All appropriately odd but odder still is the nonchalance with which Leonor and her family accept it all (the beer session between Rudie, ghost Ronwaldo, and their moneybags politician father (he's volunteered to finance the film) is worth the admission price). What grounds the proceedings-- what stops the whole confection from just drifting indifferently away-- is Sheila Francisco's Leonor. She's not just a dreamer she's a mother, not just to her own family but her family on the big screen: honest Ronwaldo, pretty Isabella (Rea Molina), loathsome Mayor (Dido de la Paz). She created them, feels responsible for them, loves them uncritically no matter how noble or evil they are. 

Leonor's scenario is rooted in 70s and 80s Filipino action melodrama, in the grand tradition of Ramon Revilla, Joseph Estrada, the aforementioned Fernando Poe, Jr. ('Ronwaldo' incidentally being Poe's pseudonym when he directs his movies)-- men are men, villains are neanderthal, women are beautiful and otherwise useless in a brawl (I'm looking at you Isabella, so pretty in your canary-yellow feather bikini but given little else to do, which is the joke). The hero is unfailingly noble if a tad wanting on anger management, the villains leer and sneer and dream up sadistic scenarios (the Mayor being the loudest and most sadistic sneerer of them al). Escobar, a veteran cinematographer, evokes old-school feel in the action sequences by shifting from contemporary widescreen to 4:3 aspect ratio with heavily saturated colors, adds her own touch by allowing the camera to pull back or push forward (underlining the action), inserts editing tweaks to help make Ronwaldo's fighting style just that much more plausible.
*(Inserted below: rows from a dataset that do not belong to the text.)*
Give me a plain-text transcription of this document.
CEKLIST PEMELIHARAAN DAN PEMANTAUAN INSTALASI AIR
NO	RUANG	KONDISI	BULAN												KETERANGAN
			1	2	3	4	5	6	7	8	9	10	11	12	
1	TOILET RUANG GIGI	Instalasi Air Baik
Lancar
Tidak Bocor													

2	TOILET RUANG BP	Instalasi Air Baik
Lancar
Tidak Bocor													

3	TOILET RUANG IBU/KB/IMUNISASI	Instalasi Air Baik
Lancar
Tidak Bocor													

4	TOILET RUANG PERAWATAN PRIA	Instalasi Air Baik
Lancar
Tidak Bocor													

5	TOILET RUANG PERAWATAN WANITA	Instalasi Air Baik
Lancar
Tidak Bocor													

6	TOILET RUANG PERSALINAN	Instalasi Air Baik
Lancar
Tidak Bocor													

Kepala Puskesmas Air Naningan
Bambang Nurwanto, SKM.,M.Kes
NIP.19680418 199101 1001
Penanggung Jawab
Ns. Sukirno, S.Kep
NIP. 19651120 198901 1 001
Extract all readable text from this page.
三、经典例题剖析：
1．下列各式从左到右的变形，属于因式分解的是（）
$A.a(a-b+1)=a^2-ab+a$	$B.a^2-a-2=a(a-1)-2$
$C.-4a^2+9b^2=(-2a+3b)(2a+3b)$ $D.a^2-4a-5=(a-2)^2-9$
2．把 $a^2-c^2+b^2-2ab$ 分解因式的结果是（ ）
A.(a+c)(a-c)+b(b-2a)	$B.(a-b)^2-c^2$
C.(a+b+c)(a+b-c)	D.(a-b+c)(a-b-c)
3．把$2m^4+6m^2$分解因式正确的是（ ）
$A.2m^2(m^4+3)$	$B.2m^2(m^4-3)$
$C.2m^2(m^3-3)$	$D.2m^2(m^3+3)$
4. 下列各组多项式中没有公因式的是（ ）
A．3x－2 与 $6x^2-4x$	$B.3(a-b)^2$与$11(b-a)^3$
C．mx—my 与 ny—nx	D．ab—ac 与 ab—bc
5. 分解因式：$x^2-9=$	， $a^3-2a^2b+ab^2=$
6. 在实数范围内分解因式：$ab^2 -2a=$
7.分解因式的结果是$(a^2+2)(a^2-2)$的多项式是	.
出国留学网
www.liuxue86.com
Leonor mourns the escalating near-biblical violence (one gruesome incident involving a cement mixer feels like a parody of Edgar Allan Poe; another involving hammer and nail recalls the story of Jael), grieves over the various deaths, at one point apologizing and reminding us that in a way she's responsible. Escobar doesn't explore this aspect much-- she's got too much other fish to fry-- and quickly paints herself into a narrative corner, at which point she takes a step back further-- opens yet another alternate verse, so to speak-- and asks herself: how do we end this? What's the best way out? Her answer recalls the climax of Larry Gelbart's City of Angels or the finale to Dennis Potter's Pennies From Heaven and might induce groans or applause, depending on how you've been responding so far. 

I applauded, for the record. For every plot hole or loose end left dangling Escobar delivers yet another startling image for us to either pick up on or totally miss: the dream about a snail; the languid flow of MRI images issuing from Leonor's brain; the young man in a hospital bed congratulated for being pregnant ("it's a miracle, son!"); the TV interview of a semitranslucent ghost; the mute child who follows Leonor's adventures through various video screens; the moment when Ronwaldo runs desperately down an endless street and screams at the camera "What do I do now?!"; the bonkers physician (Tami Monsod) who updates us on Leonor's medical condition the same time she dispenses New Age spiritual advise. Critics may complain that it's all too strange or too incoherent but Leonor has an answer ready as always: when in despair or in doubt or hopelessly confused, you can always just shut up and sing.